От жгучего любопытства у Нинки опять зачесался нос. Точно как у Жан-Люка.
– В принципе, ничего особенного. Но для меня тогдашнего – зажатого, настороженного – это было довольно существенное усилие. Выпиваю огромный бокал вина и иду широким шагом к барабанщикам. Были там чернокожие швейцарские барабанщики. Орали они как полоумные, плясали. Ну и я с ними поплясал, поорал. Тут и хмель меня наконец накрыл. А по улице длиннющая платформа ехала. На ней девушки красивые в старинных костюмах, корзины с цветами… И одна девушка бросила мне роскошнейшую розу. Именно мне, ну точно! А ее у меня какой-то пузатый тип попытался перехватить. И стал я за эту розу с таким азартом бороться, будто она не роза, а бриллиант. Даже с большим азартом, наверное, потому что до бриллиантов мне вообще-то дела нету. А тут – отбил розу у пузатого и преподнес пожилой даме. Как положено – на колено встал, руку ей поцеловал. А они же здесь, старушки, особо прекрасные: когда женственность так явственно соединяется с энергией жизни, это вещь неотразимая. К тому же вкус у них – смотреть приятно. На старушке той, до сих пор помню, была юбка цвета старой бирюзы. Неловкий мой поцелуй привел ее в восторг. А я вернулся домой чрезвычайно довольный своим усилием и своим маленьким, но заслуженным счастьем. Разговорился я что-то, Нинка, – с удивлением заметил Герман. – И поесть тебе не дал. Рыба твоя остыла.

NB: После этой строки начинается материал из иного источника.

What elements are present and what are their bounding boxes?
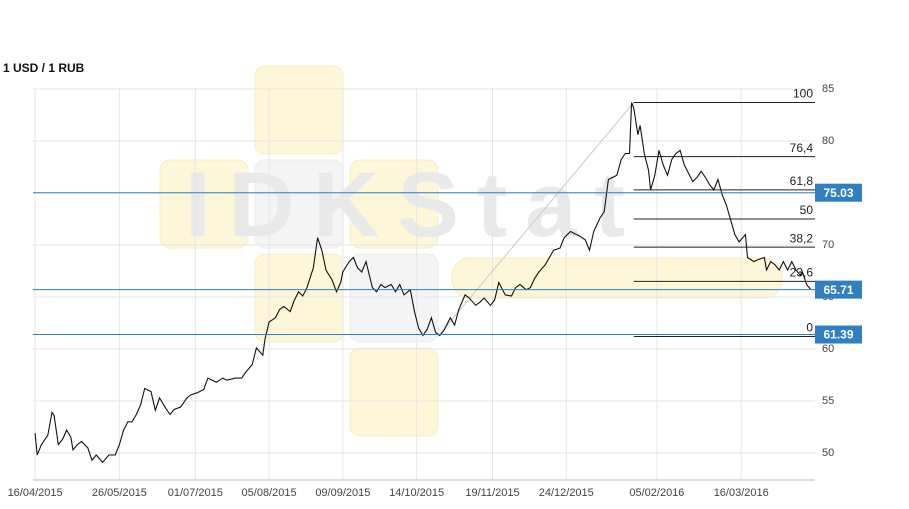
x-tick-label: 16/04/2015 (8, 487, 63, 499)
x-tick-label: 26/05/2015 (92, 487, 147, 499)
fib-label: 38,2 (790, 231, 814, 245)
y-tick-label: 80 (822, 135, 834, 147)
y-tick-label: 70 (822, 239, 834, 251)
y-tick-label: 55 (822, 395, 834, 407)
price-level-label: 65.71 (823, 283, 853, 297)
fib-label: 100 (793, 87, 813, 101)
watermark-squares (159, 65, 783, 437)
price-level-box (815, 280, 862, 299)
fib-label: 0 (806, 321, 813, 335)
x-tick-label: 16/03/2016 (714, 487, 769, 499)
x-tick-label: 05/02/2016 (629, 487, 684, 499)
chart-title: 1 USD / 1 RUB (3, 61, 85, 75)
plot-area: 505560657075808516/04/201526/05/201501/0… (8, 83, 862, 499)
price-level-label: 61.39 (823, 328, 853, 342)
y-tick-label: 85 (822, 83, 834, 95)
fib-label: 76,4 (790, 141, 814, 155)
fib-anchor-line (437, 102, 635, 337)
watermark: IDKStat (185, 154, 625, 256)
price-level-label: 75.03 (823, 186, 853, 200)
price-line (34, 102, 812, 464)
y-tick-label: 60 (822, 343, 834, 355)
x-tick-label: 05/08/2015 (242, 487, 297, 499)
x-tick-label: 14/10/2015 (389, 487, 444, 499)
price-level-box (815, 183, 862, 202)
x-tick-label: 09/09/2015 (315, 487, 370, 499)
fib-label: 61,8 (790, 174, 814, 188)
y-tick-label: 50 (822, 447, 834, 459)
x-tick-label: 01/07/2015 (168, 487, 223, 499)
x-tick-label: 24/12/2015 (539, 487, 594, 499)
fib-label: 50 (800, 203, 814, 217)
price-level-box (815, 325, 862, 344)
x-tick-label: 19/11/2015 (465, 487, 519, 499)
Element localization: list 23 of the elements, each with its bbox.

– Ну так не прокисла же, – махнула рукой Нинка; она в самом деле перестала есть, слушая его. – Сейчас доем, – сказала она и вздохнула: – Я-то к Парижу, может, и привыкну. Может, и уже привыкла. А вот он ко мне – вряд ли.
– Привыкнет и он к тебе. – Герман коротко улыбнулся. – Не только он нам много дал, но и мы ему.
– Кто это – мы?
– Разнообразные русские люди. Мы его любили много, бескорыстно и страстно. А он ведь любовью живет. Так что к нам относится, как минимум, без вражды. Далеко твоя квартира? – спросил Герман. – Такси вызвать?

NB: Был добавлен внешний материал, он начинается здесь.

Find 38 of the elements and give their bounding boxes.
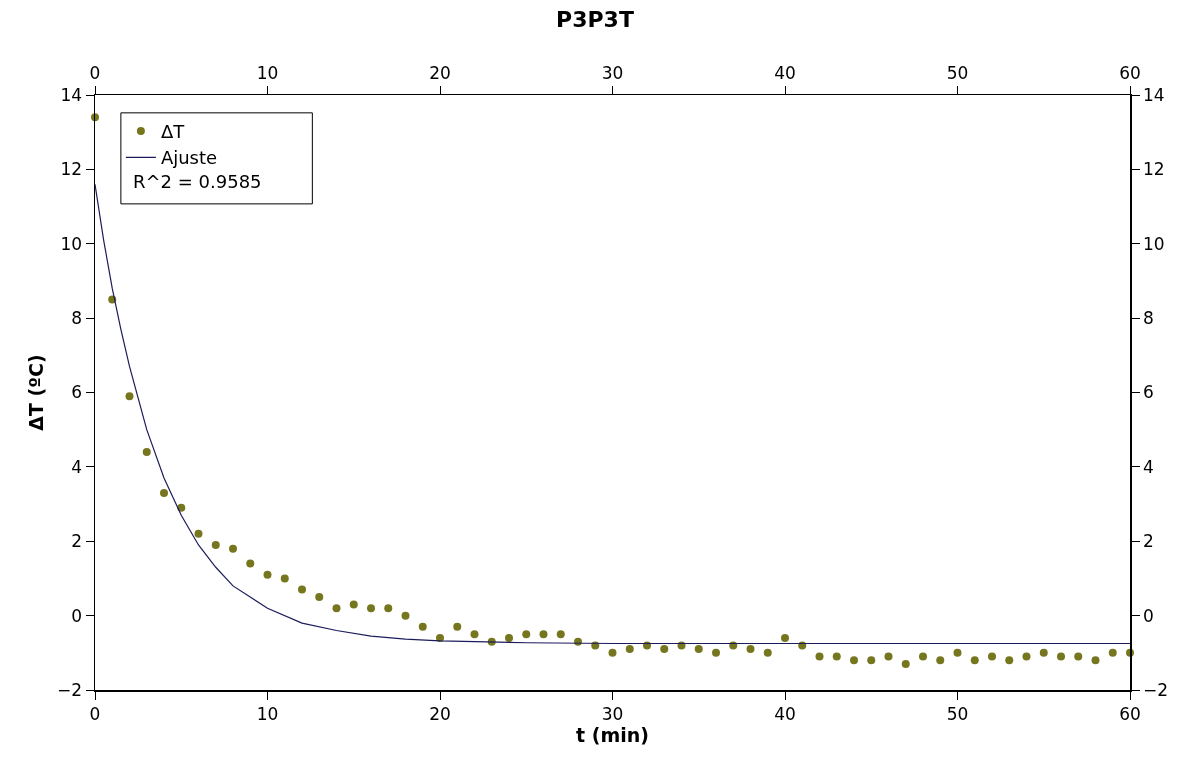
- x-tick-label: 20: [429, 62, 451, 83]
- x2-tick-label: 10: [256, 703, 279, 724]
- x2-tick-label: 20: [429, 703, 451, 724]
- x-axis-title: t (min): [576, 724, 649, 747]
- y2-tick-label: −2: [1142, 679, 1168, 700]
- y-tick-label: −2: [57, 679, 83, 700]
- y2-tick-label: 14: [1142, 84, 1165, 105]
- x-tick-label: 40: [774, 62, 796, 83]
- x2-tick-label: 60: [1119, 703, 1141, 724]
- y-tick-label: 0: [71, 605, 83, 626]
- legend-label: ΔT: [160, 121, 186, 143]
- y2-tick-label: 10: [1142, 233, 1165, 254]
- legend-label: Ajuste: [160, 147, 218, 169]
- y2-tick-label: 4: [1142, 456, 1154, 477]
- chart-title: P3P3T: [556, 6, 634, 32]
- y2-tick-label: 0: [1142, 605, 1154, 626]
- x2-tick-label: 40: [774, 703, 796, 724]
- x-tick-label: 50: [946, 62, 969, 83]
- x-tick-label: 30: [601, 62, 624, 83]
- y-tick-label: 2: [71, 531, 83, 552]
- annotation: R^2 = 0.9585: [133, 171, 262, 192]
- y-tick-label: 4: [71, 456, 83, 477]
- y-tick-label: 14: [60, 84, 83, 105]
- x-tick-label: 0: [89, 62, 101, 83]
- y-tick-label: 10: [60, 233, 83, 254]
- x-tick-label: 60: [1119, 62, 1141, 83]
- y2-tick-label: 12: [1142, 159, 1165, 180]
- x2-tick-label: 30: [601, 703, 624, 724]
- x-tick-label: 10: [256, 62, 279, 83]
- y-tick-label: 12: [60, 159, 83, 180]
- y-tick-label: 6: [71, 382, 83, 403]
- y2-tick-label: 2: [1142, 531, 1154, 552]
- y-axis-title: ΔT (ºC): [25, 354, 48, 431]
- y-tick-label: 8: [71, 308, 83, 329]
- x2-tick-label: 50: [946, 703, 969, 724]
- x2-tick-label: 0: [89, 703, 101, 724]
- y2-tick-label: 8: [1142, 308, 1154, 329]
- y2-tick-label: 6: [1142, 382, 1154, 403]
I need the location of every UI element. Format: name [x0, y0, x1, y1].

– Нет, я близко тут, на Бульмише.
– Тогда пешком пройдемся.
Пока шли к бульвару Сен-Мишель, Нинка рассказывала про Жан-Люка. Герман слушал без глупых вопросов и равнодушных комментариев. Впрочем, трудно было и представить, чтобы он мог быть глупым или равнодушным.
– Вся надежда, что природная жизнерадостность сформирует у него сильный характер, – сказал он наконец. – У твоего Жан-Люка, я имею в виду. Я в глухой деревне вырос, и жизнь там была беспросветная, но меня любили – отец, мама, – и беспросветности я поэтому не чувствовал. А у него – видишь как… Смотри, не стесняйся, если тебе деньги для него будут нужны.
– Ладно, – кивнула Нинка. – Спасибо, Герман Тимофеевич.
В квартиру он заходить не стал: Ангела, вместе с которой Нинка ее снимала, наверняка уже спала.
Поднявшись к себе в комнату, Нинка долго стояла у окна и смотрела, как идет он по бульвару Сен-Мишель.
Он шел неторопливо и легко, со свободной непринужденностью мужчины, который знает, что этот город жив в том числе и его любовью и благодарен ему за это.
Нинка смотрела на него не отрываясь. Она и не думала никогда, что это такое захватывающее зрелище – русский человек в Париже.
Глава 4
«Я наступила второй раз на те же грабли. Кто мне сказал эту поговорку? Да, Нина, конечно. Очень точно. Русские поговорки вообще точны. Только обычно грубы и беспощадны. Что ж, возможно, житейская мудрость и должна быть такой. А грабли, надо признать, бьют очень больно. Даже странно, что на них можно наступить второй раз. То есть странно, что именно я оказалась на это способна».